Lately, there has been an increased focus on knowing one’s personality type. I have heard conversations about the popular Enneagram test and peoples’ “numbers” and what they mean. I think this is great! The Enneagram and other popular personality tests offer their own unique insights to help us identify what makes us tick. In light of this phenomenon, I believe understanding our conflict management style can help us in this pursuit.
Are you able to identify your conflict management style? Are you an avoider, quick to compromise or perhaps one who seeks out confrontation? In this blog, let’s dive into why you should know your conflict management style!
1. It affects every aspect of our lives
Conflict arises in every aspect of our lives where relationships are involved. Whether it be at work, school, family, friends, or in marriage, you can be sure that you will encounter interpersonal conflict.
A common cause of conflict is the lack of communication or communicating the wrong thing.
Have you ever found yourself wondering if the person in front of you is really understanding what you’re trying to say?

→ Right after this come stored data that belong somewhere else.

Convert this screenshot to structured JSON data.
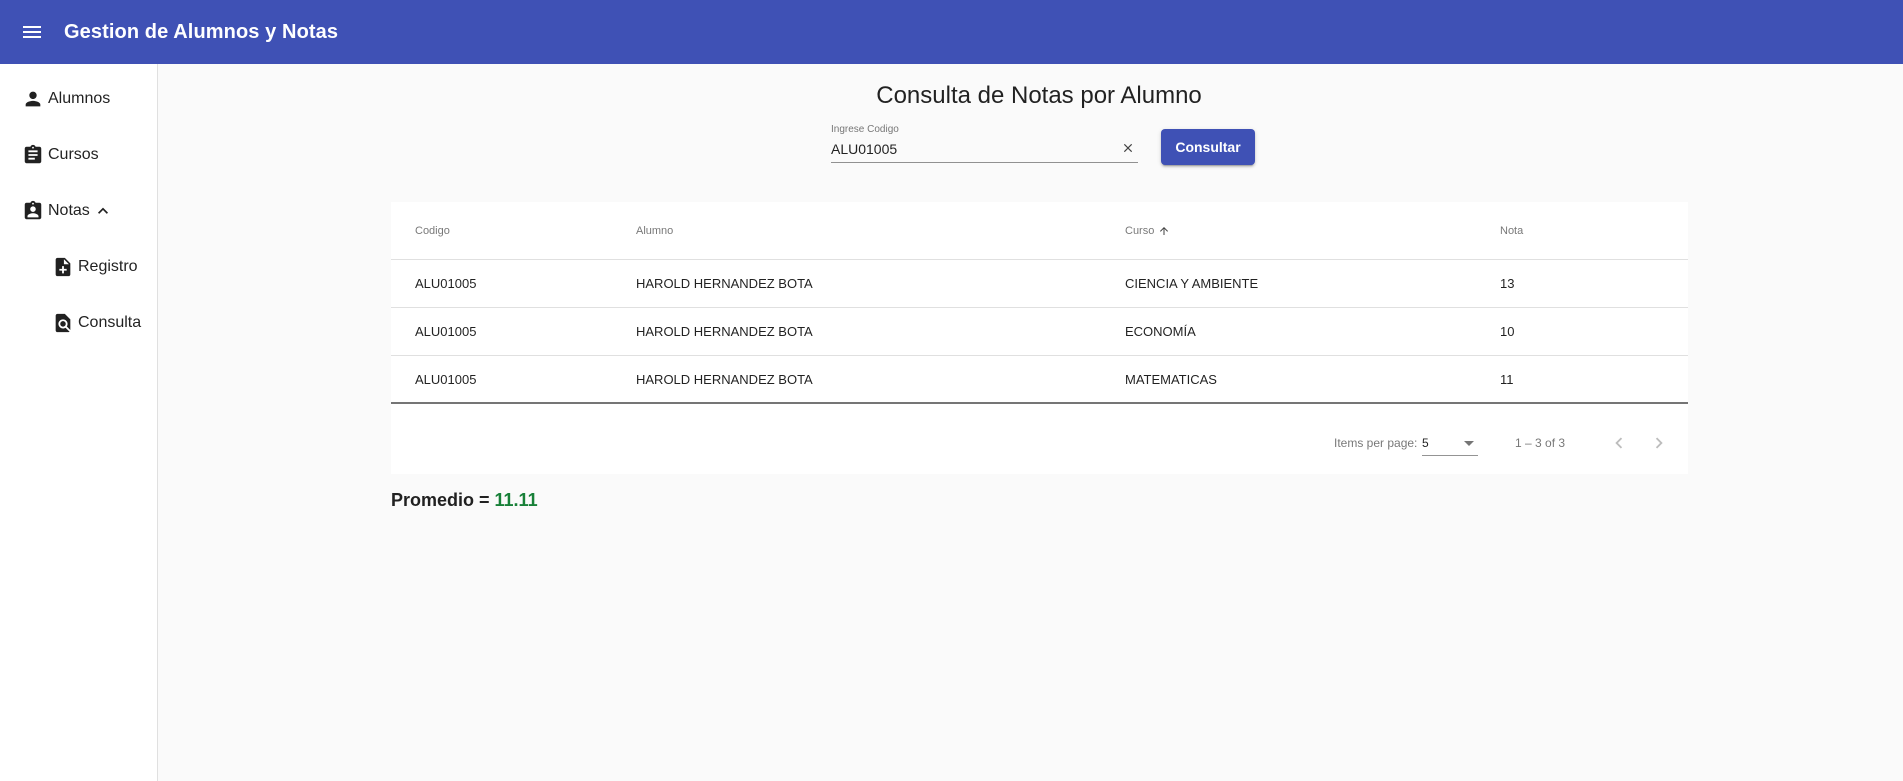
{
  "app": {
    "title": "Gestion de Alumnos y Notas"
  },
  "icons": {
    "menu": "menu-icon",
    "person": "person-icon",
    "clipboard": "assignment-icon",
    "notas": "assignment-ind-icon",
    "registro": "note-add-icon",
    "consulta": "find-in-page-icon",
    "chevron": "expand-less-icon"
  },
  "sidebar": {
    "items": [
      {
        "label": "Alumnos"
      },
      {
        "label": "Cursos"
      },
      {
        "label": "Notas"
      },
      {
        "label": "Registro"
      },
      {
        "label": "Consulta"
      }
    ]
  },
  "page": {
    "title": "Consulta de Notas por Alumno"
  },
  "search": {
    "label": "Ingrese Codigo",
    "value": "ALU01005",
    "button_label": "Consultar"
  },
  "table": {
    "headers": [
      "Codigo",
      "Alumno",
      "Curso",
      "Nota"
    ],
    "sorted_column": "Curso",
    "rows": [
      [
        "ALU01005",
        "HAROLD HERNANDEZ BOTA",
        "CIENCIA Y AMBIENTE",
        "13"
      ],
      [
        "ALU01005",
        "HAROLD HERNANDEZ BOTA",
        "ECONOMÍA",
        "10"
      ],
      [
        "ALU01005",
        "HAROLD HERNANDEZ BOTA",
        "MATEMATICAS",
        "11"
      ]
    ]
  },
  "paginator": {
    "items_label": "Items per page:",
    "page_size": "5",
    "range": "1 – 3 of 3"
  },
  "summary": {
    "label": "Promedio = ",
    "value": "11.11"
  },
  "colors": {
    "primary": "#3f51b5",
    "average": "#188038"
  }
}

This is often a case of hearing what one is saying, but interpreting it in a different way. I often find myself repeating or stating, “so what you’re saying is that…” in order to make sure that we are communicating effectively.
Another common cause of conflict is failed expectations.
I have heard it said that the gap between performance and expectation is frustration. This is what I expected, but this is what actually occurred, and it creates frustration. This is why having clear communication is important – it narrows the gap between these two variables.
2. Awareness can lead to improvement
Being aware of one’s conflict management style can help identify areas of improvement. Whether your conflict management style is Competing, Collaborating, Compromising, Assertive, or Avoiding, you can get better at managing conflict. There are great tools and assessments that can help identify your preferred method of conflict management style. I highly recommend the Thomas-Kilmann Conflict Mode Instrument (TKI) to discover and examine your use of the five conflict-handling modes!
Once you are aware of your style, pay close attention to how you address conflict when it arises and find areas of improvement. Great things can come as a result of managing conflict well.
3. It is biblical
There are several instances in the Bible where we are instructed to practice conflict management. Paul reminds us that, “If it is possible, as far as it depends on you, live at peace with everyone.” (Rom. 12:18, NIV) Most of us are also familiar with Matthew 5:23-24, “Therefore, if you are offering your gift at the altar and there remember that your brother or sister has something against you, leave your gift there in front of the altar. First, go and be reconciled to them; then come and offer your gift.” (NIV)
In both instances mentioned, it requires that we address and resolve conflict. However, many handle conflict incorrectly or they just avoid it at all costs, which ultimately causes even more conflict.
I encourage you to work on improving your approach to conflict management. The people around you will thank you for it and you will be happy you did! Healthy relationships are key to our life goals and the mission of making disciples.